EPRC restructures board membership

by Tim Kenyon

LINN COUNTY – A major makeover took place recently at the Economic Planning Regional Corp.

CRST President John Smith stepped down, while former Greater Cedar Rapids Foundation President Dan Baldwin resigned and moved to California for another job.

Councilor Monica Vernon opted out and was replaced by Mayor Ron Corbett. Other new members include Pat Baird, who retired recently as CEO of Aegon companies and Cornell College President Les Garner, who will replace Mr. Baldwin at the foundation. Cedar Rapids Area Chamber of Commerce President Shannon Meyer also is joining the board.

County Supervisor Linda Langston is the sole holdover from the board that formed in October 2008.

Downtown District President and CEO Doug Neumann also is no longer the executive director for EPRC. Mr. Neumann maintained his dual title for more than a year, guiding applications for federal grants and state I-JOBS funds to go toward flood recovery projects.

Mr. Smith, who was board chairman of the EPRC, said he and Mr.

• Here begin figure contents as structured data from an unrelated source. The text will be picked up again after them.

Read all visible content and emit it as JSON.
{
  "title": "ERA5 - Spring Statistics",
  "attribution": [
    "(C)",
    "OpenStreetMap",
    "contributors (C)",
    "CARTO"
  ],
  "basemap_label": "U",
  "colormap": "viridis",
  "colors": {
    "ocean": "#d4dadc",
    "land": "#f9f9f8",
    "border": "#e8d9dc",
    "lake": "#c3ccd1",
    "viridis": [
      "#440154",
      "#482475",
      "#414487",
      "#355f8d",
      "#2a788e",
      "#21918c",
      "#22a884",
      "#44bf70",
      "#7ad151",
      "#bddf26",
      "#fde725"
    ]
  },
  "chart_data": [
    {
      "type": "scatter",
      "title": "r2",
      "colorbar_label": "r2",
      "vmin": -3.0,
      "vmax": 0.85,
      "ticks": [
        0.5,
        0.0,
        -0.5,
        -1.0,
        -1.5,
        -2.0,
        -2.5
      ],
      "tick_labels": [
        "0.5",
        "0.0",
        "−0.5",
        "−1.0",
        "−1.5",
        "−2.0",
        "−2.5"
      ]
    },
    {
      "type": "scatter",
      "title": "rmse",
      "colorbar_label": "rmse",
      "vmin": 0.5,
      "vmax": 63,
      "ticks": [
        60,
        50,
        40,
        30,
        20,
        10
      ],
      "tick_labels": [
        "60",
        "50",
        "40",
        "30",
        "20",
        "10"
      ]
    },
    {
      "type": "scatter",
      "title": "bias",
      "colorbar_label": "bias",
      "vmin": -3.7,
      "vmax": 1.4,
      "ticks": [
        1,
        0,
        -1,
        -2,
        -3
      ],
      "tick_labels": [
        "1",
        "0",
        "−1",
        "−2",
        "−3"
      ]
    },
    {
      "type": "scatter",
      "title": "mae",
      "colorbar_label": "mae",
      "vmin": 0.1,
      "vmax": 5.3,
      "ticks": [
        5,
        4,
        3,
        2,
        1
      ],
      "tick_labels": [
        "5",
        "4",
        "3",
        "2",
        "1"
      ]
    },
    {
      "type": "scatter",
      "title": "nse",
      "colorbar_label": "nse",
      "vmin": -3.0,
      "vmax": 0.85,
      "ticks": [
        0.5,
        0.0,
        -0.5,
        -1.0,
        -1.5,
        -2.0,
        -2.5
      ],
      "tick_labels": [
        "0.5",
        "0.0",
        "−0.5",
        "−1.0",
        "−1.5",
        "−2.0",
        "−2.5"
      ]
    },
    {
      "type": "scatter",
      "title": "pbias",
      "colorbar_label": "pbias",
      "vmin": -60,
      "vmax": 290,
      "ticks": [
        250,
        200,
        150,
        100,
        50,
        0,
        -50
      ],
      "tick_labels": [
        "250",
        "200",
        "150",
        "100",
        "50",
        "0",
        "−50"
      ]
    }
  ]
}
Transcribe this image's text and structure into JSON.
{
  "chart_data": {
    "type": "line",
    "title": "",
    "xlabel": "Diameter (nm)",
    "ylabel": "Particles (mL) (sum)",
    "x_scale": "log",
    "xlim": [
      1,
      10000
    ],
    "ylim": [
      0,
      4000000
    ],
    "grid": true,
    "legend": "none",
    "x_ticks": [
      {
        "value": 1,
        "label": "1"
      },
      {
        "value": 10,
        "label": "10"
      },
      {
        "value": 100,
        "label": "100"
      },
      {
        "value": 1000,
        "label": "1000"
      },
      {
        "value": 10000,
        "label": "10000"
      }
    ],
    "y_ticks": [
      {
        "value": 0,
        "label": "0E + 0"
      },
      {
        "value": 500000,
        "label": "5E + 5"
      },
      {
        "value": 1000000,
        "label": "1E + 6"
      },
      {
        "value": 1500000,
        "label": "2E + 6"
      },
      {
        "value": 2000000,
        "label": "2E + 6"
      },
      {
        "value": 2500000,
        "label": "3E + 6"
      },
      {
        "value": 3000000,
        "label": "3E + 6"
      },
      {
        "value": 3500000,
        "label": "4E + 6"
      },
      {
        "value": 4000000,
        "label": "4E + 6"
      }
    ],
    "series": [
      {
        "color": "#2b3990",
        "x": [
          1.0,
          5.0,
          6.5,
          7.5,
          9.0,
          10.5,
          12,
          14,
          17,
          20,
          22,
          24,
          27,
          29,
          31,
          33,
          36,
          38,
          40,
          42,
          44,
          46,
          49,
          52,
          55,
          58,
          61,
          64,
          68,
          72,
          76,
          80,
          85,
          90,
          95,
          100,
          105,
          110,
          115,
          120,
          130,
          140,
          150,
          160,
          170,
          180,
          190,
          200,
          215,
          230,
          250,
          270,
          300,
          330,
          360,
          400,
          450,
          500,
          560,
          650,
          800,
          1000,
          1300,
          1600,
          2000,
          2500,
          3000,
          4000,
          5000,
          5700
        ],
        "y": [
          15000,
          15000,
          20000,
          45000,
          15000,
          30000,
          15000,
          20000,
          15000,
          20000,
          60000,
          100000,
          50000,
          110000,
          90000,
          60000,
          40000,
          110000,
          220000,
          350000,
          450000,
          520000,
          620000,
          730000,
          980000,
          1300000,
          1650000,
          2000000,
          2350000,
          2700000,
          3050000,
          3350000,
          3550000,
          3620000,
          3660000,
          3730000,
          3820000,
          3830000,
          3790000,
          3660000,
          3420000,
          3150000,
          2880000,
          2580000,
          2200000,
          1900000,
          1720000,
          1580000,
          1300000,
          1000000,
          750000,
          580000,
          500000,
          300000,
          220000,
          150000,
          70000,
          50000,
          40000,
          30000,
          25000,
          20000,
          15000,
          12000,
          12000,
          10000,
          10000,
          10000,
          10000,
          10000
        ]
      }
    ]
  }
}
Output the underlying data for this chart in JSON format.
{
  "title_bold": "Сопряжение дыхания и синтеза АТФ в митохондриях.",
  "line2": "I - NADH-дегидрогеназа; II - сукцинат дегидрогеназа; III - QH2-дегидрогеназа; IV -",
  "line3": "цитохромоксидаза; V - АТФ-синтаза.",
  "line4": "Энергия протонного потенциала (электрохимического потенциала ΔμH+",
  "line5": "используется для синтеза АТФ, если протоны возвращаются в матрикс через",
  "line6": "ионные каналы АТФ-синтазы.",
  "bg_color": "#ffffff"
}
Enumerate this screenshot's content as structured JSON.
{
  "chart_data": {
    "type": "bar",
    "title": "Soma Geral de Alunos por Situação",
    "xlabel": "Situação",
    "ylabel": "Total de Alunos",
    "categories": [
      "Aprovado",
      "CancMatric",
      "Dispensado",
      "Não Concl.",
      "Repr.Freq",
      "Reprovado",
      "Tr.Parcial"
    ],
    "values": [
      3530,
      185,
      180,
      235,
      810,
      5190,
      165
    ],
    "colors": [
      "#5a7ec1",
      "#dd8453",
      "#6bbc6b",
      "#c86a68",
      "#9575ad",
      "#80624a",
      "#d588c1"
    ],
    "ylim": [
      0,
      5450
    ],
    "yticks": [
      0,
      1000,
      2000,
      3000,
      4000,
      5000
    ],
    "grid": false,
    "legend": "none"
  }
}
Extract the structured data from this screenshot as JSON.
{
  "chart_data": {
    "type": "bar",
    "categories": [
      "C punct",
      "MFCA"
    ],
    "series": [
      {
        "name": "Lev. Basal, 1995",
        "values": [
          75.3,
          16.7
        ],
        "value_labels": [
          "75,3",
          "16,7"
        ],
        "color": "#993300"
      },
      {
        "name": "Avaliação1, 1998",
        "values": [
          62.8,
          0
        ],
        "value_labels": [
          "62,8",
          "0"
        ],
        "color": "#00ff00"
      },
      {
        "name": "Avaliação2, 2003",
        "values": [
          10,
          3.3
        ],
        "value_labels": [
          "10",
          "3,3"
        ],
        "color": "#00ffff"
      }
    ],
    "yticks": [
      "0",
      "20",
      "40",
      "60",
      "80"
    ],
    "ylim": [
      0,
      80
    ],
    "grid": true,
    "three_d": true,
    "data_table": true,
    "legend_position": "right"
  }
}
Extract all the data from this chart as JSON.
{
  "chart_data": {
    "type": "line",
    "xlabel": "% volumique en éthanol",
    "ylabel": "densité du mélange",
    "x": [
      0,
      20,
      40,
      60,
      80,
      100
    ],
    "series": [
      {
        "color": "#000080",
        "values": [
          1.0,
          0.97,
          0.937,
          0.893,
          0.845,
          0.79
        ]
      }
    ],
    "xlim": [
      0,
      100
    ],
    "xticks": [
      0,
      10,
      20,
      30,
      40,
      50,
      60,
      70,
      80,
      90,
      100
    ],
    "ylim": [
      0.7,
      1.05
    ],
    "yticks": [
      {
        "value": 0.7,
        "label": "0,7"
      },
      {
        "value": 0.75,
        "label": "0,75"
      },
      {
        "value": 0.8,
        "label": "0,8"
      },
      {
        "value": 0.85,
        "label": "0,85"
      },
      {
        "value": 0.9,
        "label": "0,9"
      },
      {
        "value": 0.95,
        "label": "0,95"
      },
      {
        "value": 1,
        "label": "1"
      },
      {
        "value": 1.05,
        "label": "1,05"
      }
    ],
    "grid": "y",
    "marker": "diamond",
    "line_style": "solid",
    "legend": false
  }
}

Baldwin met for lunch before the latter left town and talked about ideas for the organization’s future.

“When he announced he would be leaving the foundation, we planned an outline for some changes to the EPRC as we thought it would be a good time to bring in new blood,” Mr. Smith said.  

The restructured board will hold its initial meeting March 29.
Mr. Smith said the founding board members were successful in helping to assure Cedar Rapids got a fair share of federal and state disaster assistance and recovery funds.

He credited that success to the pitch work of Gary Grant and others.

The other big achievement isn’t officially sealed until federal officials announce approval for about $35 million to go toward enhancing the U.S. Cellular Center and adding a convention center adjacent to it.

A $17 million local contribution will need to be met. The city previously received $15 million from the I-JOBS programming for the project. Talk around town is that another hotel could be planned as soon as the federal grant is awarded.

Mr. Corbett views the future EPRC as using its muscle to bolster regionalism and economic redevelopment.

“Obviously, they played a key role in our flood-recovery efforts so far,” he said. “A couple roles the EPRC can play are it can advocate and energize our regionalism approach and economic development and service delivery and return us to more regional thinking. Since the flood, it’s taken a back seat.”

Mr. Corbett also believes the group can lead influence in larger projects and offer input to the long-term flood-prevention system.

“Many people are counting on a long-term system for residents and businesses to trust. As that builds, more people will invest in the community confidently,” he said.

Mr. Corbett sees Mr. Baird as a major difference-maker for the new EPRC board.

“Pat Baird has a long history of being involved in the community and has a lot of passion to see regionalism move forward,” Mr. Corbett said. “His ideas are going to lean heavy on the direction of the EPRC.”  

Things change quickly, and adapting to them is important to improve Cedar Rapids area and the entire Corridor, Mr. Baird said.

The changes in the board staff will help it move projects to completion and offer new expertise in relationships with federal officials and state lawmakers, he said.

Grant writing and commercial real estate development downtown will be two areas of focus for the EPRC, he said.

Greater collaboration will bring about success sooner, he said.

“This is anything but the ordinary course,” Mr. Baird said regarding flood recovery and reinvestment.

Ms Meyer expects extra advantages for business and the community because of relationships strengthening with more EPRC collaboration with others.

“The EPRC will now offer me the extended opportunity to work even more in depth with business leaders, and county and city officials on community development initiatives. We, as a community, are challenged with the significant amount of work that is still left to do to rebuild our community and I am encouraged that the EPRC will focus on some of these challenges,” she said. “I am confident that the EPRC members will continue to analyze the progress that has been made to date and set a course of action which will collaborate with and complement the hard work that is already being done by many other organizations.”

Mr. Garner said he is eager to jump in EPRC discussions and plans. He will bring a higher education perspective complimented by his freshness to the foundation’s top position.